The performance space begins brightly lit, and slowly becomes dimmer and dimmer, until it is nearly dark. The audience experiences the sensation of dozing in front of a fire on a cold night, listening to tales being spun. While they are listening, the audience engages in the act of spinning raw wool with their own hands. The odor of brewing herbs permeates the room. Bundles of raw fleece, dried herbs and branches are piled up and suspended throughout the space.
The piece begins with historical and practical explanations of the task of making clothing by hand – spinning, dyeing, weaving, sewing. It is a job that has been industrialized for so long that we have forgotten what it entailed, and how much time it consumed in women’s daily lives. I demonstrate spinning wool on a large walking wheel, and use a kettle of fragrant herbs in hot water to dye yarn.

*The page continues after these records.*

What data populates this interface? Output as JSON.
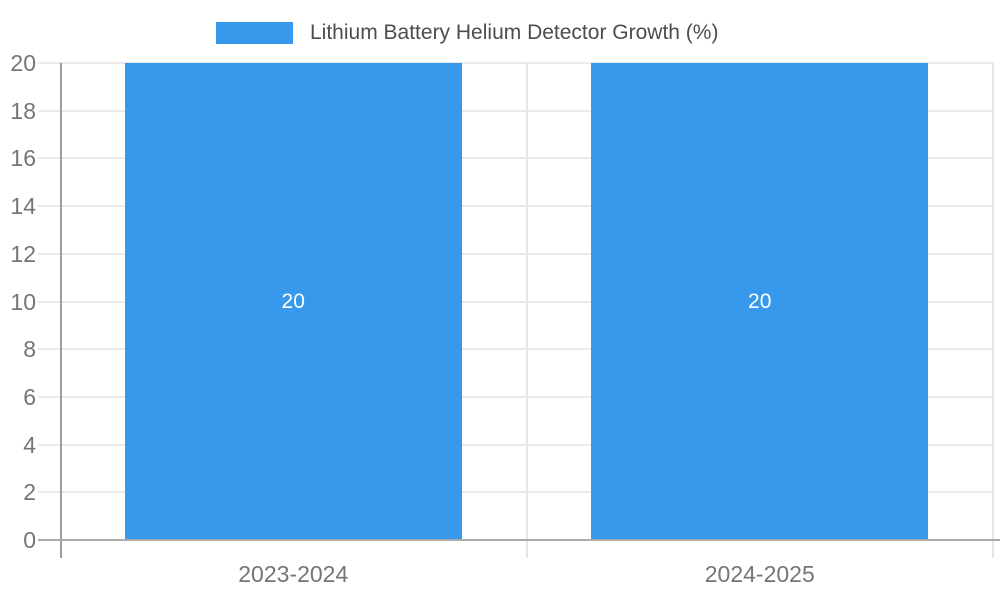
{
  "legend": {
    "label": "Lithium Battery Helium Detector Growth (%)"
  },
  "chart_data": {
    "type": "bar",
    "title": "Lithium Battery Helium Detector Growth (%)",
    "categories": [
      "2023-2024",
      "2024-2025"
    ],
    "series": [
      {
        "name": "Lithium Battery Helium Detector Growth (%)",
        "values": [
          20,
          20
        ]
      }
    ],
    "bar_value_labels": [
      "20",
      "20"
    ],
    "xlabel": "",
    "ylabel": "",
    "ylim": [
      0,
      20
    ],
    "yticks": [
      0,
      2,
      4,
      6,
      8,
      10,
      12,
      14,
      16,
      18,
      20
    ],
    "grid": true,
    "legend_position": "top",
    "colors": {
      "bar": "#3899ec",
      "bar_value_label": "#ffffff",
      "gridline": "#eaeaea",
      "axis_line": "#9c9c9c",
      "baseline": "#ababab",
      "separator": "#e5e5e5",
      "tick_label": "#757575",
      "legend_text": "#4d4d4d",
      "background": "#ffffff"
    }
  }
}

As the piece progresses, I begin to tell family stories, and then gradually weave fairy tales and myths into my family’s history, so that it is difficult to distinguish between fact and legend. Images gradually emerge out of the stories. They are images of death, of spinning and sleeping and dying. In one tale the thirteenth fairy transforms the curse of death into a hundred year sleep at the prick of a spindle. In another story a girl holds a man’s life in her hands as she spins his shroud. Another girl spins until her fingers bleed, then falls into a well trying to retrieve her spindle, only to awake in another land. At the heart of the piece is the image of the three Fates spinning the destinies of humankind, cutting the threads of life when it is time to die.
Who are these women who lean over their cauldrons and sit at their spinning wheels? Are they evil witches or old wise women? What knowledge do they have that we have forgotten? Should we fear them, or come when they beckon us?
Subsequent performances took place throughout New England and New York State, at museums, alternative spaces, galleries and universities.